In the initial aftermath of the world economic downturn, global vessel demolition hit 33m dwt in 2009, followed by 28m dwt in 2010 and 43m dwt in 2011. In 2012, sales for scrap peaked at 58m dwt, and then totalled 47m dwt in 2013. At such elevated levels, compared to the annual average of 18m dwt in the 2000s, it’s worth considering how high a total might be maintained in the years ahead.
In the first 8 months of 2014, robust levels of demolition have continued, with total sales for scrap amounting to 23.5m dwt, including 10.0m dwt of bulkers and 6.4m dwt of tankers. As the graph shows, the average age of vessels sold for scrap in the year to date stands at 27.5 years, having fallen from around 30 years in the period 2009-11 when the weak earnings environment took hold and encouraged the clear out of old ‘surplus’ tonnage.
However, with many of the units demolished coming from the larger, volume sectors where scrapping ages have generally been younger (the average age of demolition of VLCCs and Capesizes this year has been 21.0 and 24.1 years respectively), the average age of dwt capacity demolished has been lower than the average by ship number, standing at 24.7 this year.

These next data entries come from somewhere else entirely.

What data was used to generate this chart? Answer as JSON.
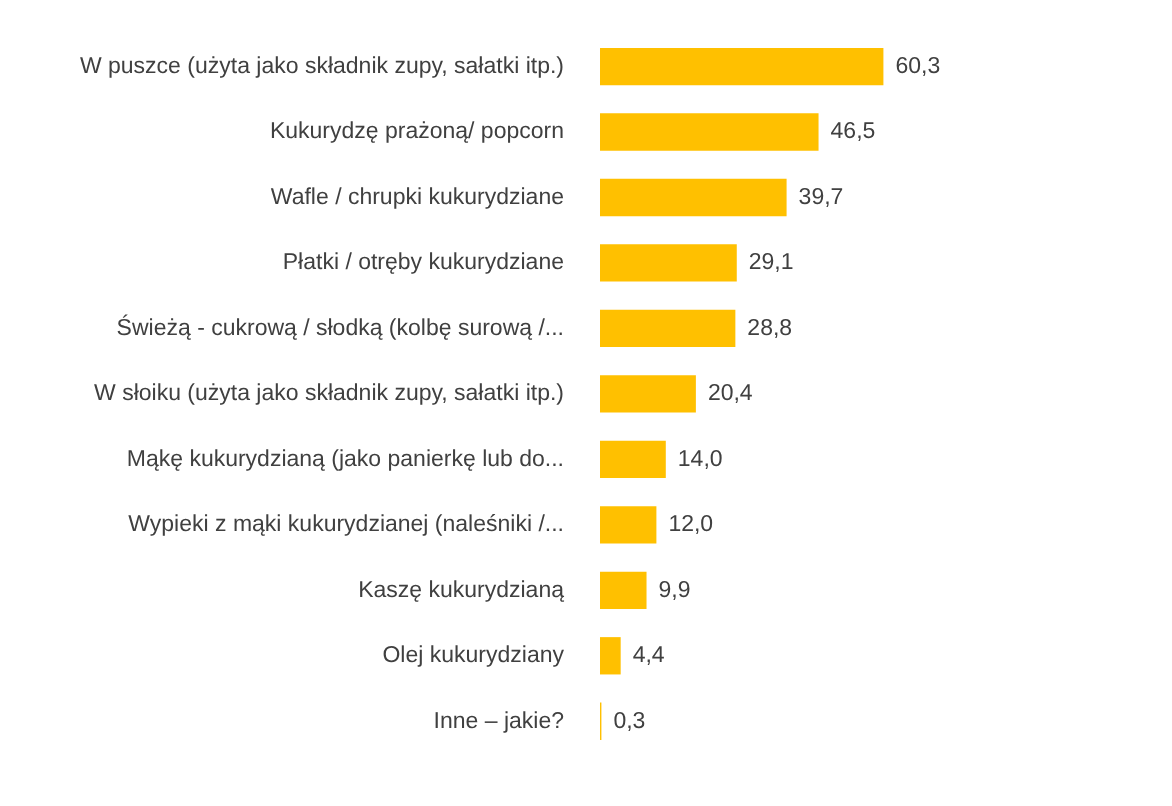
{
  "chart_data": {
    "type": "bar",
    "orientation": "horizontal",
    "tick_labels": "y",
    "categories": [
      "W puszce (użyta jako składnik zupy, sałatki itp.)",
      "Kukurydzę prażoną/ popcorn",
      "Wafle / chrupki kukurydziane",
      "Płatki / otręby kukurydziane",
      "Świeżą - cukrową / słodką (kolbę surową /...",
      "W słoiku (użyta jako składnik zupy, sałatki itp.)",
      "Mąkę kukurydzianą (jako panierkę lub do...",
      "Wypieki z mąki kukurydzianej (naleśniki /...",
      "Kaszę kukurydzianą",
      "Olej kukurydziany",
      "Inne – jakie?"
    ],
    "values": [
      60.3,
      46.5,
      39.7,
      29.1,
      28.8,
      20.4,
      14.0,
      12.0,
      9.9,
      4.4,
      0.3
    ],
    "value_labels": [
      "60,3",
      "46,5",
      "39,7",
      "29,1",
      "28,8",
      "20,4",
      "14,0",
      "12,0",
      "9,9",
      "4,4",
      "0,3"
    ],
    "color": "#ffc000"
  }
}
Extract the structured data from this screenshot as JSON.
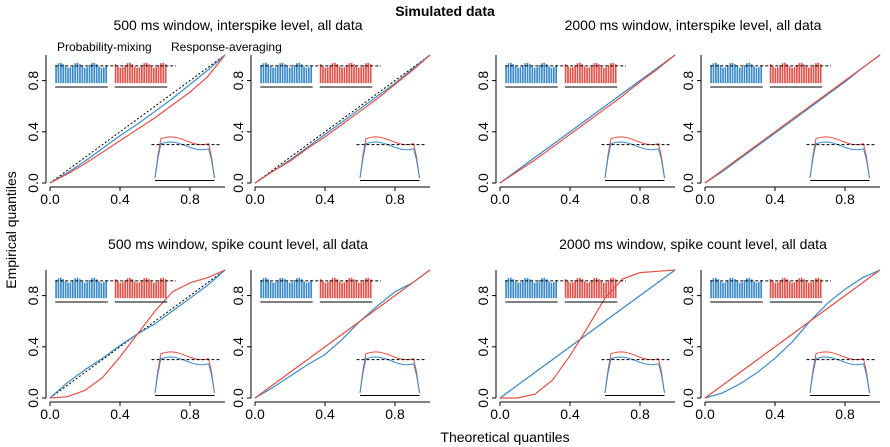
{
  "figure": {
    "title": "Simulated data",
    "xlabel": "Theoretical quantiles",
    "ylabel": "Empirical quantiles",
    "legend": {
      "position": "top-left",
      "entries": [
        "Probability-mixing",
        "Response-averaging"
      ]
    },
    "colors": {
      "blue": "#3b8bc9",
      "red": "#e0524a",
      "reference": "#000000"
    },
    "group_titles": [
      "500 ms window, interspike level, all data",
      "2000 ms window, interspike level, all data",
      "500 ms window, spike count level, all data",
      "2000 ms window, spike count level, all data"
    ]
  },
  "chart_data": [
    {
      "type": "line",
      "title": "500 ms window, interspike level, all data",
      "xlim": [
        0,
        1
      ],
      "ylim": [
        0,
        1
      ],
      "xticks": [
        "0.0",
        "0.4",
        "0.8"
      ],
      "yticks": [
        "0.0",
        "0.4",
        "0.8"
      ],
      "series": [
        {
          "name": "Probability-mixing",
          "x": [
            0,
            0.1,
            0.2,
            0.3,
            0.4,
            0.5,
            0.6,
            0.7,
            0.8,
            0.9,
            1
          ],
          "values": [
            0,
            0.08,
            0.17,
            0.27,
            0.37,
            0.46,
            0.56,
            0.66,
            0.77,
            0.88,
            1
          ]
        },
        {
          "name": "Response-averaging",
          "x": [
            0,
            0.1,
            0.2,
            0.3,
            0.4,
            0.5,
            0.6,
            0.7,
            0.8,
            0.9,
            1
          ],
          "values": [
            0,
            0.07,
            0.15,
            0.24,
            0.33,
            0.42,
            0.51,
            0.61,
            0.71,
            0.83,
            1
          ]
        }
      ]
    },
    {
      "type": "line",
      "xlim": [
        0,
        1
      ],
      "ylim": [
        0,
        1
      ],
      "xticks": [
        "0.0",
        "0.4",
        "0.8"
      ],
      "yticks": [
        "0.0",
        "0.4",
        "0.8"
      ],
      "series": [
        {
          "name": "Probability-mixing",
          "x": [
            0,
            0.1,
            0.2,
            0.3,
            0.4,
            0.5,
            0.6,
            0.7,
            0.8,
            0.9,
            1
          ],
          "values": [
            0,
            0.09,
            0.18,
            0.28,
            0.38,
            0.48,
            0.58,
            0.68,
            0.78,
            0.89,
            1
          ]
        },
        {
          "name": "Response-averaging",
          "x": [
            0,
            0.1,
            0.2,
            0.3,
            0.4,
            0.5,
            0.6,
            0.7,
            0.8,
            0.9,
            1
          ],
          "values": [
            0,
            0.09,
            0.17,
            0.27,
            0.36,
            0.46,
            0.56,
            0.66,
            0.77,
            0.88,
            1
          ]
        }
      ]
    },
    {
      "type": "line",
      "title": "2000 ms window, interspike level, all data",
      "xlim": [
        0,
        1
      ],
      "ylim": [
        0,
        1
      ],
      "xticks": [
        "0.0",
        "0.4",
        "0.8"
      ],
      "yticks": [
        "0.0",
        "0.4",
        "0.8"
      ],
      "series": [
        {
          "name": "Probability-mixing",
          "x": [
            0,
            0.1,
            0.2,
            0.3,
            0.4,
            0.5,
            0.6,
            0.7,
            0.8,
            0.9,
            1
          ],
          "values": [
            0,
            0.1,
            0.2,
            0.3,
            0.4,
            0.5,
            0.6,
            0.7,
            0.8,
            0.9,
            1
          ]
        },
        {
          "name": "Response-averaging",
          "x": [
            0,
            0.1,
            0.2,
            0.3,
            0.4,
            0.5,
            0.6,
            0.7,
            0.8,
            0.9,
            1
          ],
          "values": [
            0,
            0.09,
            0.18,
            0.28,
            0.38,
            0.48,
            0.58,
            0.68,
            0.79,
            0.89,
            1
          ]
        }
      ]
    },
    {
      "type": "line",
      "xlim": [
        0,
        1
      ],
      "ylim": [
        0,
        1
      ],
      "xticks": [
        "0.0",
        "0.4",
        "0.8"
      ],
      "yticks": [
        "0.0",
        "0.4",
        "0.8"
      ],
      "series": [
        {
          "name": "Probability-mixing",
          "x": [
            0,
            0.1,
            0.2,
            0.3,
            0.4,
            0.5,
            0.6,
            0.7,
            0.8,
            0.9,
            1
          ],
          "values": [
            0,
            0.09,
            0.19,
            0.29,
            0.39,
            0.49,
            0.59,
            0.69,
            0.79,
            0.9,
            1
          ]
        },
        {
          "name": "Response-averaging",
          "x": [
            0,
            0.1,
            0.2,
            0.3,
            0.4,
            0.5,
            0.6,
            0.7,
            0.8,
            0.9,
            1
          ],
          "values": [
            0,
            0.1,
            0.2,
            0.3,
            0.4,
            0.5,
            0.6,
            0.7,
            0.8,
            0.9,
            1
          ]
        }
      ]
    },
    {
      "type": "line",
      "title": "500 ms window, spike count level, all data",
      "xlim": [
        0,
        1
      ],
      "ylim": [
        0,
        1
      ],
      "xticks": [
        "0.0",
        "0.4",
        "0.8"
      ],
      "yticks": [
        "0.0",
        "0.4",
        "0.8"
      ],
      "series": [
        {
          "name": "Probability-mixing",
          "x": [
            0,
            0.1,
            0.2,
            0.3,
            0.4,
            0.5,
            0.6,
            0.7,
            0.8,
            0.9,
            1
          ],
          "values": [
            0,
            0.12,
            0.22,
            0.31,
            0.41,
            0.5,
            0.58,
            0.68,
            0.78,
            0.88,
            1
          ]
        },
        {
          "name": "Response-averaging",
          "x": [
            0,
            0.1,
            0.2,
            0.3,
            0.4,
            0.5,
            0.6,
            0.7,
            0.8,
            0.9,
            1
          ],
          "values": [
            0,
            0.01,
            0.06,
            0.16,
            0.32,
            0.5,
            0.68,
            0.83,
            0.9,
            0.94,
            1
          ]
        }
      ]
    },
    {
      "type": "line",
      "xlim": [
        0,
        1
      ],
      "ylim": [
        0,
        1
      ],
      "xticks": [
        "0.0",
        "0.4",
        "0.8"
      ],
      "yticks": [
        "0.0",
        "0.4",
        "0.8"
      ],
      "series": [
        {
          "name": "Probability-mixing",
          "x": [
            0,
            0.1,
            0.2,
            0.3,
            0.4,
            0.5,
            0.6,
            0.7,
            0.8,
            0.9,
            1
          ],
          "values": [
            0,
            0.08,
            0.17,
            0.26,
            0.34,
            0.46,
            0.6,
            0.72,
            0.83,
            0.9,
            1
          ]
        },
        {
          "name": "Response-averaging",
          "x": [
            0,
            0.1,
            0.2,
            0.3,
            0.4,
            0.5,
            0.6,
            0.7,
            0.8,
            0.9,
            1
          ],
          "values": [
            0,
            0.1,
            0.2,
            0.3,
            0.4,
            0.5,
            0.6,
            0.7,
            0.8,
            0.9,
            1
          ]
        }
      ]
    },
    {
      "type": "line",
      "title": "2000 ms window, spike count level, all data",
      "xlim": [
        0,
        1
      ],
      "ylim": [
        0,
        1
      ],
      "xticks": [
        "0.0",
        "0.4",
        "0.8"
      ],
      "yticks": [
        "0.0",
        "0.4",
        "0.8"
      ],
      "series": [
        {
          "name": "Probability-mixing",
          "x": [
            0,
            0.1,
            0.2,
            0.3,
            0.4,
            0.5,
            0.6,
            0.7,
            0.8,
            0.9,
            1
          ],
          "values": [
            0,
            0.1,
            0.2,
            0.3,
            0.4,
            0.5,
            0.6,
            0.7,
            0.8,
            0.9,
            1
          ]
        },
        {
          "name": "Response-averaging",
          "x": [
            0,
            0.1,
            0.2,
            0.3,
            0.4,
            0.5,
            0.6,
            0.7,
            0.8,
            0.9,
            1
          ],
          "values": [
            0,
            0,
            0.03,
            0.14,
            0.33,
            0.55,
            0.78,
            0.93,
            0.98,
            0.99,
            1
          ]
        }
      ]
    },
    {
      "type": "line",
      "xlim": [
        0,
        1
      ],
      "ylim": [
        0,
        1
      ],
      "xticks": [
        "0.0",
        "0.4",
        "0.8"
      ],
      "yticks": [
        "0.0",
        "0.4",
        "0.8"
      ],
      "series": [
        {
          "name": "Probability-mixing",
          "x": [
            0,
            0.1,
            0.2,
            0.3,
            0.4,
            0.5,
            0.6,
            0.7,
            0.8,
            0.9,
            1
          ],
          "values": [
            0,
            0.04,
            0.11,
            0.2,
            0.31,
            0.44,
            0.6,
            0.74,
            0.85,
            0.94,
            1
          ]
        },
        {
          "name": "Response-averaging",
          "x": [
            0,
            0.1,
            0.2,
            0.3,
            0.4,
            0.5,
            0.6,
            0.7,
            0.8,
            0.9,
            1
          ],
          "values": [
            0,
            0.1,
            0.2,
            0.3,
            0.4,
            0.5,
            0.6,
            0.7,
            0.8,
            0.9,
            1
          ]
        }
      ]
    }
  ]
}
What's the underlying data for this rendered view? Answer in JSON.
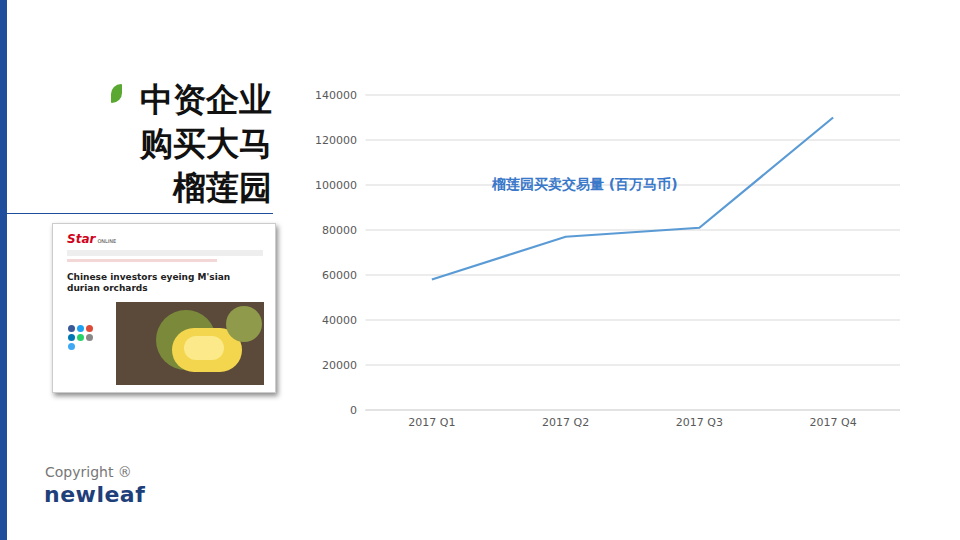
{
  "chart_data": {
    "type": "line",
    "annotation": "榴莲园买卖交易量 (百万马币)",
    "categories": [
      "2017 Q1",
      "2017 Q2",
      "2017 Q3",
      "2017 Q4"
    ],
    "values": [
      58000,
      77000,
      81000,
      130000
    ],
    "color": "#5b9bd5",
    "ylim": [
      0,
      140000
    ],
    "yticks": [
      0,
      20000,
      40000,
      60000,
      80000,
      100000,
      120000,
      140000
    ],
    "grid": true
  },
  "slide": {
    "title": [
      "中资企业",
      "购买大马",
      "榴莲园"
    ],
    "article": {
      "masthead": "Star",
      "masthead_sub": "ONLINE",
      "headline": "Chinese investors eyeing M'sian durian orchards"
    },
    "footer": {
      "copyright": "Copyright ®",
      "logo": "newleaf"
    }
  }
}
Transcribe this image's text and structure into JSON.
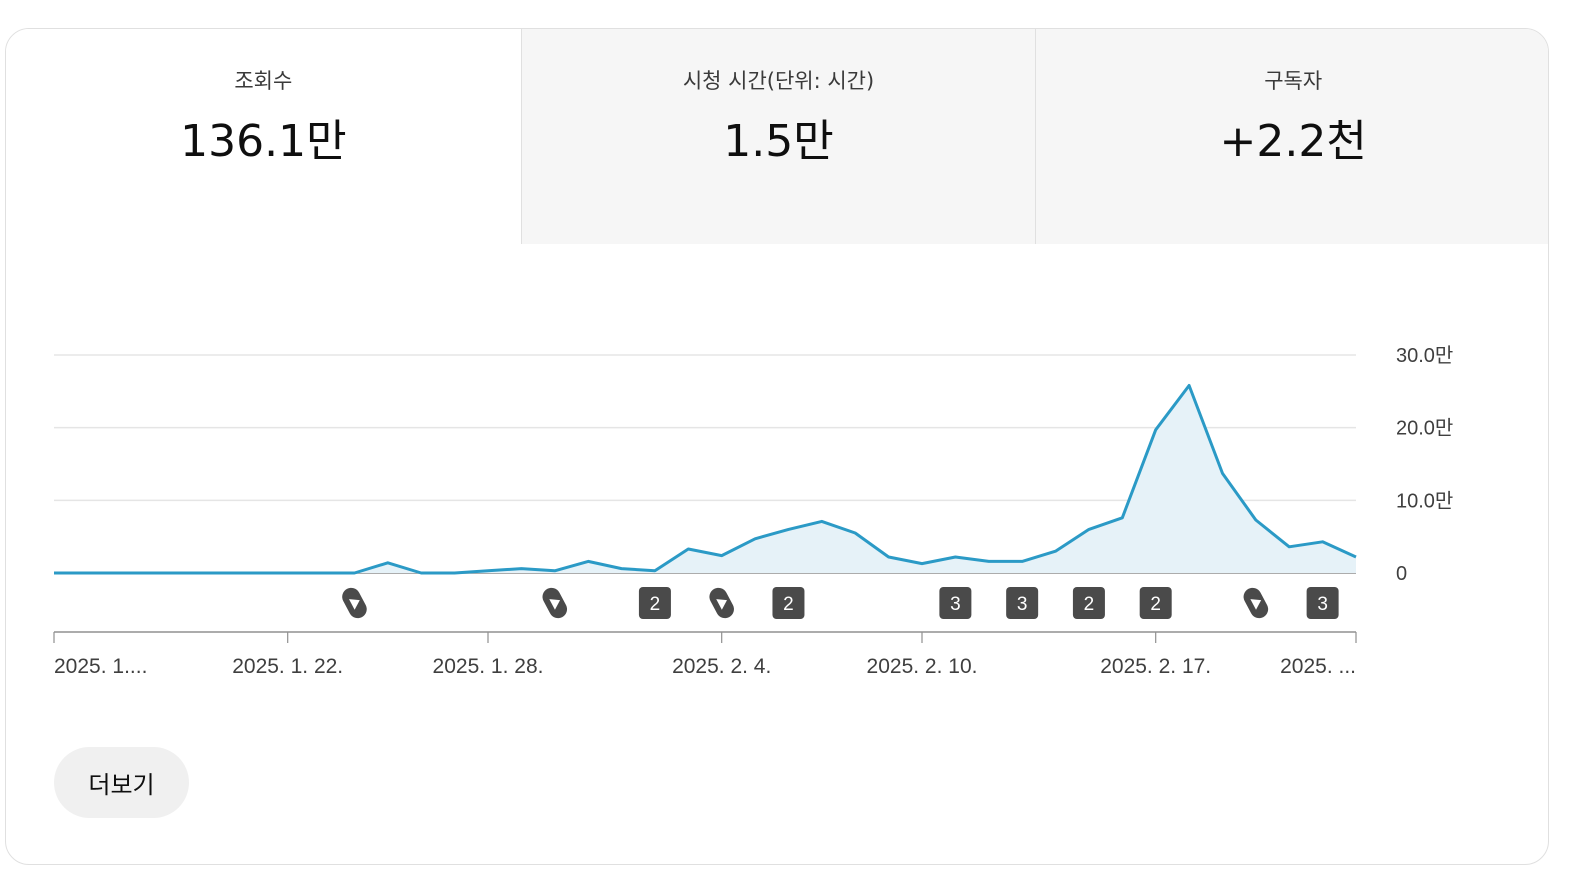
{
  "tabs": [
    {
      "label": "조회수",
      "value": "136.1만"
    },
    {
      "label": "시청 시간(단위: 시간)",
      "value": "1.5만"
    },
    {
      "label": "구독자",
      "value": "+2.2천"
    }
  ],
  "more_button": "더보기",
  "colors": {
    "line": "#2b9ac6",
    "area": "#e6f2f8",
    "grid": "#e5e5e5",
    "axis": "#909090",
    "marker": "#4a4a4a"
  },
  "chart_data": {
    "type": "area",
    "y_tick_labels": [
      "30.0만",
      "20.0만",
      "10.0만",
      "0"
    ],
    "y_ticks": [
      300000,
      200000,
      100000,
      0
    ],
    "ylim": [
      0,
      300000
    ],
    "x_tick_labels": [
      "2025. 1....",
      "2025. 1. 22.",
      "2025. 1. 28.",
      "2025. 2. 4.",
      "2025. 2. 10.",
      "2025. 2. 17.",
      "2025. ..."
    ],
    "x_tick_indices": [
      0,
      7,
      13,
      20,
      26,
      33,
      39
    ],
    "values": [
      0,
      0,
      0,
      0,
      0,
      0,
      0,
      0,
      0,
      0,
      14000,
      0,
      0,
      3000,
      6000,
      3000,
      16000,
      6000,
      3000,
      33000,
      24000,
      47000,
      60000,
      71000,
      55000,
      22000,
      13000,
      22000,
      16000,
      16000,
      30000,
      60000,
      76000,
      197000,
      258000,
      137000,
      73000,
      36000,
      43000,
      22000
    ],
    "upload_markers": [
      {
        "index": 9,
        "type": "shorts-icon",
        "count": ""
      },
      {
        "index": 15,
        "type": "shorts-icon",
        "count": ""
      },
      {
        "index": 18,
        "type": "count",
        "count": "2"
      },
      {
        "index": 20,
        "type": "shorts-icon",
        "count": ""
      },
      {
        "index": 22,
        "type": "count",
        "count": "2"
      },
      {
        "index": 27,
        "type": "count",
        "count": "3"
      },
      {
        "index": 29,
        "type": "count",
        "count": "3"
      },
      {
        "index": 31,
        "type": "count",
        "count": "2"
      },
      {
        "index": 33,
        "type": "count",
        "count": "2"
      },
      {
        "index": 36,
        "type": "shorts-icon",
        "count": ""
      },
      {
        "index": 38,
        "type": "count",
        "count": "3"
      }
    ]
  }
}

Weak market conditions have ensured that owners have continued to scrap older tonnage, but, with markets by nature cyclical, to what extent could the elevated level of demolition continue in the future? Well, whilst it provides no guarantee of scrapping levels, the age profile of the fleet remains a useful indicator. In reality, market conditions, costs and timings of special surveys, and steel scrap market conditions help determine owners’ decisions, and in today’s environment fuel efficiency and regulatory concerns also play a key role. Nevertheless, the profile of fleet capacity hitting ‘average’ scrapping age gives a hint as to the direction of future demolition levels.
Help From The Aged
The graph shows historical scrapping and capacity set to reach 25 years old each year. There’s also a long ‘tail’ of capacity older than 25 years (103m dwt built pre-1989), and the graph includes a share each year. This adds up to an indicator of ‘scrap candidate capacity’. In 2017, when today’s 22 year old capacity hits 25, it reaches 23m dwt and by 2020 it is up to 35m dwt. Not all sectors have the same age profile, and many ships have a longer life than 25 years, but no doubt some younger tonnage will be scrapped too. What is clear is that more capacity was delivered in the mid-to-late 1990s than in the early 1990s and late 1980s, and this will drive scrapping at some point.
On The Level?
So, the big slump led to elevated levels of scrapping that the flattish deliveries of the 1980s and 1990s initially suggested it would be hard to maintain. However, scrapping has rolled on robustly, and the fleet’s age profile suggests that, in a few years, it may be easier to reach similar levels. Market conditions will mean that actual volumes move in cycles, but particularly with fuel and regulatory agendas to the fore, accelerated levels of demolition might become more common.